Alla Polizia, che l’ha interrogata, avrebbe dichiarato che si è trattato di un “gesto di assoluta disperazione”.
Gli inquirenti continuano le indagini, perché si pensa che la ragazza possa non aver agito da sola.
Al momento, la 24enne è ancora all’ospedale Belcolle, ma è sottoposta a stato di fermo.
LA CURIA – Quanto è successo, non ha lasciato indifferente la Curia Vescovile di Viterbo.
In una nota, si legge che “la scioccante notizia appresa dagli organi di stampa del ritrovamento in un cassonetto della nostra Città di un feto morto provoca sconcerto e dolore.

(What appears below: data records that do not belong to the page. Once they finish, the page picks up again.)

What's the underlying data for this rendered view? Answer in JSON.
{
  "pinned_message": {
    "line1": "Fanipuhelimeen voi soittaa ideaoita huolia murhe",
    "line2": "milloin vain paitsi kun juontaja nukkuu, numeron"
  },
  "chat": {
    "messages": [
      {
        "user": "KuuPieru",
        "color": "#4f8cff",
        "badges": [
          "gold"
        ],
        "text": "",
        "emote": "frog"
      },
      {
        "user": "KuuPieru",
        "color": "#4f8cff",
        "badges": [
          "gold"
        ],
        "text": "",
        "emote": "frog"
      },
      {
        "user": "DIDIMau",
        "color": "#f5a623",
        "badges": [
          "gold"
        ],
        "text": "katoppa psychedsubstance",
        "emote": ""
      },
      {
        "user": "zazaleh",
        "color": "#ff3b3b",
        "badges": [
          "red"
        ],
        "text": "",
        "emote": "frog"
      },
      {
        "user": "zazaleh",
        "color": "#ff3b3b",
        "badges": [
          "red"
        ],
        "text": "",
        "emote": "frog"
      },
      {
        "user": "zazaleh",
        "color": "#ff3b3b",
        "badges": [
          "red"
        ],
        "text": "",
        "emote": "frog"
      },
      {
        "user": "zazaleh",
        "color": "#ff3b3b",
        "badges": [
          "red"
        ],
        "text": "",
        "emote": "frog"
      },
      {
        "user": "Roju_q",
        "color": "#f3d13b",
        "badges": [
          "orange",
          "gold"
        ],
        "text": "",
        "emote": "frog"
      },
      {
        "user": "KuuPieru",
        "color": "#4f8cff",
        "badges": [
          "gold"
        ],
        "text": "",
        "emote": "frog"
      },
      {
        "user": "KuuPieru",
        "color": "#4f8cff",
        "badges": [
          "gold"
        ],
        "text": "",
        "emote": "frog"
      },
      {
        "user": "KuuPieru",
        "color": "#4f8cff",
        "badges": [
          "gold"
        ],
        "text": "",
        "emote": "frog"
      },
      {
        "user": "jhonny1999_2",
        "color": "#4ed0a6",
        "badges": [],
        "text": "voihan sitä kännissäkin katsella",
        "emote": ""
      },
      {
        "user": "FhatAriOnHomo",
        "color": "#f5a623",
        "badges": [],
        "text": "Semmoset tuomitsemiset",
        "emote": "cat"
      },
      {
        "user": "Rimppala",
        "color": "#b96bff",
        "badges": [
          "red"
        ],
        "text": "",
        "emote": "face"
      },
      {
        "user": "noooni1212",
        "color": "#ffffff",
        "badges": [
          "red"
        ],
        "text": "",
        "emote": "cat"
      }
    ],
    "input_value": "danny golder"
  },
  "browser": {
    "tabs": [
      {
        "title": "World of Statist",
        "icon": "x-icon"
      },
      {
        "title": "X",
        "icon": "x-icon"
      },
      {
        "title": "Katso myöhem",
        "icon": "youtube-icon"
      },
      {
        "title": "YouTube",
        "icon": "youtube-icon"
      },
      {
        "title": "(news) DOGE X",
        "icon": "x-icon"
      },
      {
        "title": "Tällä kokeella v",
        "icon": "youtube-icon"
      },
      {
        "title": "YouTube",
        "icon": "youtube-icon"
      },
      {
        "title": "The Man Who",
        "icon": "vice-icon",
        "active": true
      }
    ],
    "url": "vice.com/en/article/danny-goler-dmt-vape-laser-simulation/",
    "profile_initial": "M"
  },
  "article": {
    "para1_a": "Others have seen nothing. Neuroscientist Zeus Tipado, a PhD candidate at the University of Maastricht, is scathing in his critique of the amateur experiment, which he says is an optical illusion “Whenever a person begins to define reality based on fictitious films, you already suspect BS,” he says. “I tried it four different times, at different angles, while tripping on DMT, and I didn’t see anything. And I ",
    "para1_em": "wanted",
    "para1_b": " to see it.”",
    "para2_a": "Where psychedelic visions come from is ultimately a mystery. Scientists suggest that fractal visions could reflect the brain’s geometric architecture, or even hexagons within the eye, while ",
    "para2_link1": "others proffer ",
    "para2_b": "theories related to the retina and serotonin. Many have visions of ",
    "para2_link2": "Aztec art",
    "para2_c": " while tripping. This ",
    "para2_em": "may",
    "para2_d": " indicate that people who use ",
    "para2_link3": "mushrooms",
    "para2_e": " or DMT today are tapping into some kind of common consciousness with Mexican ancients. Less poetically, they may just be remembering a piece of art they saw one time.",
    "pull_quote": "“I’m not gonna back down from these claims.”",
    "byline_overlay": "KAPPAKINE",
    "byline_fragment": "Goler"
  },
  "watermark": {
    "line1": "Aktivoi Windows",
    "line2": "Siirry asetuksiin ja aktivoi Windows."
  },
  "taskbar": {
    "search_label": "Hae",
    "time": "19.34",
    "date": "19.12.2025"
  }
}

La comunità ecclesiale – pur rifuggendo da facili giudizi e da avventate stigmatizzazioni, nell’assoluto rispetto degli Organi competenti alle indagini – non può certamente rimanere indifferente di fronte ad un fatto così tragico che lascia ogni viterbese attonito e senza parole.
La vita umana, infatti, è sacra e inviolabile e come tale va rispettata, difesa, amata e servita dal concepimento alla morte naturale. E la Chiesa non si stanca di annunciare con coraggiosa fedeltà il Vangelo della vita, ben sapendo che “il Vangelo dell’amore di Dio per l’uomo, il Vangelo della dignità della persona e il Vangelo della vita sono un unico e indivisibile Vangelo” (Giovanni Paolo II, Evangelium Vitae, 2)”.
E ancora, riprendendo un passaggio dell’enciclica di Giovanni Paolo II, la Curia prende una posizione chiara contro la legge sull’aborto: “Il fatto che le legislazioni di molti Paesi abbiano acconsentito a non punire o addirittura a riconoscere la piena legittimità di pratiche contro la vita è insieme sintomo preoccupante e causa non marginale di un grave crollo morale (Evangelium Vitae, 4), per il quale i delitti contro la vita, come ad esempio l’aborto e l’eutanasia, vengono interpretati come legittime espressioni della libertà individuale da riconoscere come veri e propri diritti”.